Closer to home, the boys of Darcy Drive in Lewiston may not have been lucky enough to be in the warmth of the Lone Star State, but they definitely weren’t short on good food, beer and plenty of fun as they huddled around a 32-inch television  and a roaring fire in the backyard.

“It’s mostly neighbors and friends,” host Corey Gagnier said. “You can’t really find a lot of people who will commit to being outside for four hours.”

Gagnier cleared his backyard and area around the fire pit using a snow blower, creating a “snow-made” shelter to keep his die-hard friends out of the elements as best he could. The Lewiston man even plowed a path from the front driveway to the game-day corner of his backyard.

Gagnier was happy for Sunday’s mild weather, adding that the outdoor gathering, which has been going on for several years, was only called off one year due to the bad weather. No dome needed in Maine.

“Almost everyone here is a Pats’ fan, but we all have to suffer through this year’s Super Bowl,” Derek Monteith, one of more than 10 guys from the neighborhood gathered around the bonfire for the annual tailgate party, said. “I’m just past the denial stage. But the Super Bowl is too much fun not to watch, even if your team isn’t in it.”

Cheers went up as Green Bay drew first blood in the first 15 minutes of the game, but a hush fell over the crowd as the infamous Super Bowl commercials flashed across the screen.

“I’d give it a five.”

“Ah … lots of build up. Not a lot off umph.”

“Hope they get better next quarter.”

“We need a bigger screen next year.”

Gagnier and his neighbor, Andy Lussier, came up with the idea back around 2005.  The two said the outdoor event draws more and more people each year. In fact, the entire neighborhood gets in on the big event.

Another neighbor, Patrick Loisel, said that all the wives and little kids are gathered at one house. He used his snow-blower to transform his front yard into a sliding hill for the older kids not interested in watching the game and not interested in being stuck inside with their younger siblings.

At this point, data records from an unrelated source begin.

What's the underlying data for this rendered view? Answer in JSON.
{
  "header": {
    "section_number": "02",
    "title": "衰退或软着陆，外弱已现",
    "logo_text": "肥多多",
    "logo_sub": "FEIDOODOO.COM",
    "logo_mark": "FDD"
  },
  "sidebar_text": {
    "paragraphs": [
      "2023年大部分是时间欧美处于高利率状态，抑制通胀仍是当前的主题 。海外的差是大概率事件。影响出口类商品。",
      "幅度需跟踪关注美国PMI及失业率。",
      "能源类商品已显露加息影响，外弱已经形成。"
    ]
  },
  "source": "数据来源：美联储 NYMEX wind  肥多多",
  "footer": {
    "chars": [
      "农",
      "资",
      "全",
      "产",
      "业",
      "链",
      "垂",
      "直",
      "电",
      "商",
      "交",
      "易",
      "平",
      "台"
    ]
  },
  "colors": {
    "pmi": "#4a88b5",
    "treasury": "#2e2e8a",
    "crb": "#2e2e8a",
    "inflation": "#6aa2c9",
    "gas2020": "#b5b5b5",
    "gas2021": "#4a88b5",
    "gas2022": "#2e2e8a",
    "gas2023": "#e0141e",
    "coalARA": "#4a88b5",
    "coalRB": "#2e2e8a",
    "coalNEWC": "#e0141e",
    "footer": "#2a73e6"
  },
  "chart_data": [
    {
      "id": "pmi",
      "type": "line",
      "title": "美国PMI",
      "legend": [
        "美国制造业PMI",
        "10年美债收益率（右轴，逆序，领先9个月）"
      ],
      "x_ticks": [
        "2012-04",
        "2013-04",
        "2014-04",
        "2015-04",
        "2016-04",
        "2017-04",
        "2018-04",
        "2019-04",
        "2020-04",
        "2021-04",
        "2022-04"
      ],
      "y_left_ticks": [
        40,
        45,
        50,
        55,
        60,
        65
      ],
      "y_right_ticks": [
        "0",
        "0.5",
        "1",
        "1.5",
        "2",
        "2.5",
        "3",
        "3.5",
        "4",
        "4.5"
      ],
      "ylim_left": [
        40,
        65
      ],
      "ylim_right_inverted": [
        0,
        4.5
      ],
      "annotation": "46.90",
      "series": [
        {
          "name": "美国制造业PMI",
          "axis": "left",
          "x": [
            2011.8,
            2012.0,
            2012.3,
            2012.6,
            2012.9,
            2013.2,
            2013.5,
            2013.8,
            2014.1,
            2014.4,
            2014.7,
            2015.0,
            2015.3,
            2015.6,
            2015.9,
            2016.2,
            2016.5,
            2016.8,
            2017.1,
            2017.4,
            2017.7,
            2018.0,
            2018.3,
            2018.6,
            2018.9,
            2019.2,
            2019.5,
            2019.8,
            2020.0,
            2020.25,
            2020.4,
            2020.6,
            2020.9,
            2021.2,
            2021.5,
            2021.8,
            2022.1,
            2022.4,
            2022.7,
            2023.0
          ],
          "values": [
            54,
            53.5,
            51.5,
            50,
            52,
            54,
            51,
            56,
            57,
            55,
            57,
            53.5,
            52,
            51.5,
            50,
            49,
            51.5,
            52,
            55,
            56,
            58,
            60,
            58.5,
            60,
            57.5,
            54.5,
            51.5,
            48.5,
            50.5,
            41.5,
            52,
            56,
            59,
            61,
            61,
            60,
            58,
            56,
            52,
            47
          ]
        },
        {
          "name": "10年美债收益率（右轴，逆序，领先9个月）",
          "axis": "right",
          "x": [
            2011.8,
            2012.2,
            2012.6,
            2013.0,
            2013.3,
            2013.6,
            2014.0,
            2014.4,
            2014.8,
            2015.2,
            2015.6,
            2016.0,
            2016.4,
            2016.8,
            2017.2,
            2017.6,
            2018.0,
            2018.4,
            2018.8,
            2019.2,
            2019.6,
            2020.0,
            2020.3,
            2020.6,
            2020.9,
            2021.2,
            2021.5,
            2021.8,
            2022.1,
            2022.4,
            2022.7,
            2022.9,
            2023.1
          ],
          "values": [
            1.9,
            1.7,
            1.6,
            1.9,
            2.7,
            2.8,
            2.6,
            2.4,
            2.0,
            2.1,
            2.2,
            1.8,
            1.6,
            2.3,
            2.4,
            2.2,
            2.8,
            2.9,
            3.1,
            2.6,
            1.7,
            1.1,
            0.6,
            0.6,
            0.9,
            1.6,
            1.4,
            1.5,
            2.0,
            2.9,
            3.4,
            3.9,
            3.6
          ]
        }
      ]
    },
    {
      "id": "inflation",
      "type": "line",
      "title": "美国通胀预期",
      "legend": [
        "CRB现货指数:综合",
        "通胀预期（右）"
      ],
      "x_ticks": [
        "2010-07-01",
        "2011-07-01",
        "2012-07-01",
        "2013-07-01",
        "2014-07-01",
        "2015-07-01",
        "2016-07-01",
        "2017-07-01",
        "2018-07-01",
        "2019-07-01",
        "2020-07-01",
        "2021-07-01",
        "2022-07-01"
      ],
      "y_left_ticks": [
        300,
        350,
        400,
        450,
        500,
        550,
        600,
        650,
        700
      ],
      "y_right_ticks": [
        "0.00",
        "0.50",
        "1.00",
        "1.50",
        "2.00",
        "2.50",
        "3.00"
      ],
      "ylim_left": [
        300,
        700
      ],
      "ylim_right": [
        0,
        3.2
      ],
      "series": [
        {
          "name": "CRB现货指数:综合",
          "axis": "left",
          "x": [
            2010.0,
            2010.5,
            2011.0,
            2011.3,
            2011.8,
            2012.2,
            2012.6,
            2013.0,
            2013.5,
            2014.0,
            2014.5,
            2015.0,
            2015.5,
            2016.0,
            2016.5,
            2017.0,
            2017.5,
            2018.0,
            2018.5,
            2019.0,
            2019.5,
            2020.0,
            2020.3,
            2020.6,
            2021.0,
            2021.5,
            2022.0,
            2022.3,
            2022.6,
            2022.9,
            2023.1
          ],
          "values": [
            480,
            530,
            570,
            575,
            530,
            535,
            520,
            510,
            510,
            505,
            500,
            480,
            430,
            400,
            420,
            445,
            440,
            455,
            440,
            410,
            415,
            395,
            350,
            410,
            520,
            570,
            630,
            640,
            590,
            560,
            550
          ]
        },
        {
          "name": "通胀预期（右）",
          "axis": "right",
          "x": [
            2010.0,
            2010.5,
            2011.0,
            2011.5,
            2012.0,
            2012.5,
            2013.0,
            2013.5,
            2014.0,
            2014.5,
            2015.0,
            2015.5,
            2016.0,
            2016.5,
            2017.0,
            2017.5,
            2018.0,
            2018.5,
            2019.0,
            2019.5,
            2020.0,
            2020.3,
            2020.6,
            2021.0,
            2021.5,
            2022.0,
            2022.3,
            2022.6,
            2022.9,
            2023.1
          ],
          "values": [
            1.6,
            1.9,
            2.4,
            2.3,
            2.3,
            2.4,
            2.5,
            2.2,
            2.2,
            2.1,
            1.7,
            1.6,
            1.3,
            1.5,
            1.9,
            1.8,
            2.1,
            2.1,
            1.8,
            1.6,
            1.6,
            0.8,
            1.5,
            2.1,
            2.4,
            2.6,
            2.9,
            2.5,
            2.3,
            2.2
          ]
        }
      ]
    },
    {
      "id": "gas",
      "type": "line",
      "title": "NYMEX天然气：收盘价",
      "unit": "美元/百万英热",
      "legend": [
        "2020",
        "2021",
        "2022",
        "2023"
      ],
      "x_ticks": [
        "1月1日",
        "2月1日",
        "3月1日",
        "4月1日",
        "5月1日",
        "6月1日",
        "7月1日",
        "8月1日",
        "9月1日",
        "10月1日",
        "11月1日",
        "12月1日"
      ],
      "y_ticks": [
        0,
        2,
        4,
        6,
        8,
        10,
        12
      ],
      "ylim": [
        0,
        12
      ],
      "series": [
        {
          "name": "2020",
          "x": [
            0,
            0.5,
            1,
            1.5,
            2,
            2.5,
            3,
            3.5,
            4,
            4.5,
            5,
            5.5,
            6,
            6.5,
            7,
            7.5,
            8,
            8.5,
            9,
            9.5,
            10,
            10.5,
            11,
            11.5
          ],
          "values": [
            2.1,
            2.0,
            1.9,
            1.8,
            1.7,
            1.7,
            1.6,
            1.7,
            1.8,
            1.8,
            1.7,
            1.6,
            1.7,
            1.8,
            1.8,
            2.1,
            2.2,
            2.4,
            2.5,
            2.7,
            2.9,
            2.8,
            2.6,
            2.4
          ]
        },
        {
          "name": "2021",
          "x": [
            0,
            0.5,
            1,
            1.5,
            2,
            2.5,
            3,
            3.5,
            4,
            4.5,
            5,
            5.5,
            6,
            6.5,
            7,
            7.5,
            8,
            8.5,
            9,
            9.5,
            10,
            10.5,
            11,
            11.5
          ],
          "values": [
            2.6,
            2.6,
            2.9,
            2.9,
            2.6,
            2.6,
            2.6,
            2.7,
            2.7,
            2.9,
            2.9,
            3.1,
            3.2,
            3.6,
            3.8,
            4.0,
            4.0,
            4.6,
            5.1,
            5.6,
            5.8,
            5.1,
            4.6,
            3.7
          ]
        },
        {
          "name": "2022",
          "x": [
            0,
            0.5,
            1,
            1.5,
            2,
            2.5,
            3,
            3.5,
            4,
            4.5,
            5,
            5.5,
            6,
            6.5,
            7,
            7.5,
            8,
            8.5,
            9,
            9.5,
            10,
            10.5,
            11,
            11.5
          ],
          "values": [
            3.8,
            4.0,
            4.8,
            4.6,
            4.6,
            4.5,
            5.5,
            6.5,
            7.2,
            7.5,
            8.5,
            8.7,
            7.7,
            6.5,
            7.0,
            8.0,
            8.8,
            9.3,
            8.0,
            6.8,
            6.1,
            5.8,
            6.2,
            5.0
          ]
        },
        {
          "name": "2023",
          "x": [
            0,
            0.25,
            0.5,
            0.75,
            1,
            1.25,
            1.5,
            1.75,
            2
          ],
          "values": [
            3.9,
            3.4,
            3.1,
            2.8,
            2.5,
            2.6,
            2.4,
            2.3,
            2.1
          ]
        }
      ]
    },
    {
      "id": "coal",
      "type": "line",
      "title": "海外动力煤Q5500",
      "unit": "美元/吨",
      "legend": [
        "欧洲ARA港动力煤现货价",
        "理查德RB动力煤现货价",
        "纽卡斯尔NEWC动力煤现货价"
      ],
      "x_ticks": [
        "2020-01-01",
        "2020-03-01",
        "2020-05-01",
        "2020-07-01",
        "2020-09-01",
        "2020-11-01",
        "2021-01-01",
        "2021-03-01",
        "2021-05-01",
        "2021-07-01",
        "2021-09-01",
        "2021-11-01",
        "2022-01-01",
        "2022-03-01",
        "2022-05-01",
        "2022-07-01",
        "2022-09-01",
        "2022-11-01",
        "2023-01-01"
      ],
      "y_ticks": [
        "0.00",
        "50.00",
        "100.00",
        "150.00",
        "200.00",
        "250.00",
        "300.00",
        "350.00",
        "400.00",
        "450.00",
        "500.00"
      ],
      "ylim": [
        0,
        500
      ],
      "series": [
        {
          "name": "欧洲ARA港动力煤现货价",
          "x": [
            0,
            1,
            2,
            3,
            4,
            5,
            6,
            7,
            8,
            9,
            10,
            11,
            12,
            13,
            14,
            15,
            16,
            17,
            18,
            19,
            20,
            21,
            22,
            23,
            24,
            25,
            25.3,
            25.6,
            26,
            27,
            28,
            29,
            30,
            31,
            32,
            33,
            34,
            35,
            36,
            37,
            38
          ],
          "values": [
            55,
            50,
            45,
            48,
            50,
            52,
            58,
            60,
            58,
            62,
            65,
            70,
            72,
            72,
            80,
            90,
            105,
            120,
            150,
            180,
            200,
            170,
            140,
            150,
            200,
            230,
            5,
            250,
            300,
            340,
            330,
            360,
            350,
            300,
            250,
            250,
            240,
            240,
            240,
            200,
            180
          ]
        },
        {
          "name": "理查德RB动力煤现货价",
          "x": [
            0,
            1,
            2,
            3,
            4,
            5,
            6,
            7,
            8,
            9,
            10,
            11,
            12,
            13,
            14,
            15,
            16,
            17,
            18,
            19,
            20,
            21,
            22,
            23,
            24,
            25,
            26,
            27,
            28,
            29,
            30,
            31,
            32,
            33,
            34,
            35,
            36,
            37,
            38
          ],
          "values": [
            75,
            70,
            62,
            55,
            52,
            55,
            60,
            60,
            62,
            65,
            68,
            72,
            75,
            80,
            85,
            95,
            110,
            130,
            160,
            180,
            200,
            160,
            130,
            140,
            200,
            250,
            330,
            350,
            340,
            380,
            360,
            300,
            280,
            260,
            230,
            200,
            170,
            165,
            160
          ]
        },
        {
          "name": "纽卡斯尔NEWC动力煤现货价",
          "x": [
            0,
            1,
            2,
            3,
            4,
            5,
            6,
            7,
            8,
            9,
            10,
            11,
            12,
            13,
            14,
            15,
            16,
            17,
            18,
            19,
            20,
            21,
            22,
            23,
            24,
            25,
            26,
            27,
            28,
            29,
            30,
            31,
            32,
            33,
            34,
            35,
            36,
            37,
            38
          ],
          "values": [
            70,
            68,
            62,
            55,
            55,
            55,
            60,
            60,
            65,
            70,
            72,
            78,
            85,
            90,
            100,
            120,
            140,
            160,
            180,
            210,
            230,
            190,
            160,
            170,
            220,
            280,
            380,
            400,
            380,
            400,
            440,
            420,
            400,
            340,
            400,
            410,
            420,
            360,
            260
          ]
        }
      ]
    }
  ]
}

Of course, some of the older kids make their way back to check up on dad and a few younger ones venture back with moms in tow for goodnight kisses.

“I really just don’t want to stay inside with all the little kids,” 15-year-old Abbie Loisel said.

Gagnier, his neighbors and their families said they gather almost weekly throughout the summer and play horseshoes or cards in the backyard by the fire pit.